Janvier : Hélène Risser, rédactrice en chef, responsable des documentaires sur Public Sénat depuis 2009, a été licenciée suite à un litige dans la préparation du documentaire René Carmille, un hacker sous l’Occupation qui l’opposait au PDG de la chaîne Christophe Baldelli.  Il demandait la suppression de 2 mn du film qui, selon lui, étaient susceptibles d’exposer la chaîne à une accusation de complicité de révisionnisme. Un point de vue contesté par la journaliste. Avec le départ d’Hélène Risser, l’émission Hashtag, anciennement « Déshabillons-les », consacrée au décryptage des stratégies de communication des politiques, disparaît de l’antenne. 

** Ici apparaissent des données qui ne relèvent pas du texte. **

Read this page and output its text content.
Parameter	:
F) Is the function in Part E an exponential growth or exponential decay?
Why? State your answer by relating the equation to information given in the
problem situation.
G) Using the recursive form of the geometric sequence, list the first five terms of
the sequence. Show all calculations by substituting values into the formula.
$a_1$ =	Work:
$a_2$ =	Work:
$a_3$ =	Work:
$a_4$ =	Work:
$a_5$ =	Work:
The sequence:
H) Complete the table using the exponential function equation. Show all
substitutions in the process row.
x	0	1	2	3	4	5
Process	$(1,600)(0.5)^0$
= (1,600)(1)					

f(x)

NAISSANCE DE « DE FACTO » CONTRE LA DÉSINFORMATION


Un collectif de chercheurs, journalistes et spécialistes de l’éducation aux médias ont lancé la plate-forme « De facto » qui veut lutter contre la désinformation et les fausses informations.

L’initiative, née d’un appel à projets de la Commission européenne à l’échelle de 15 pays est portée par Sciences Po, l’AFP et le CLEMI (Centre de liaison de l’enseignement et des médias d’information). L’AFP va coordonner la publication de « factchecks » provenant de sa rédaction mais aussi de Libération, Radio France, 20 Minutes et Les Surligneurs. Des sites pédagogiques seront aussi mis à disposition pour expliquer comment l’info est falsifiée et comment elle peut être vérifiée.



LES AIDES A LA FILIÈRE PRESSE 


La filière presse, particulièrement fragilisée par les crises sanitaire et de la distribution, des mesures d’urgence ont été annoncées à la fin de l’été 2020 pour 106 M€.

L’État engage également un « plan de filière » doté de 377 M€ sur deux ans pour accompagner les transitions écologiques et numériques du secteur. Un soutien à l’investissement est privilégié : les crédits du Fonds stratégique pour le développement de la presse seront fortement augmentés pour un total de 50 M€ et un plan de transformation des imprimeries sera mis en place à hauteur de 18 M€ par an sur deux ans (prévu pour 70 M€ sur cinq ans il a été réduit mais sera renégocié à l’été 2021).

Pour défendre le pluralisme de la presse, il a été décidé d’instaurer un crédit d’impôt pour les abonnements à la presse d’information politique et générale (pour un coût annuel de 60 M€ pour les finances publiques) et de créer deux nouvelles aides au pluralisme pour les services de presse en ligne et les titres ultramarins.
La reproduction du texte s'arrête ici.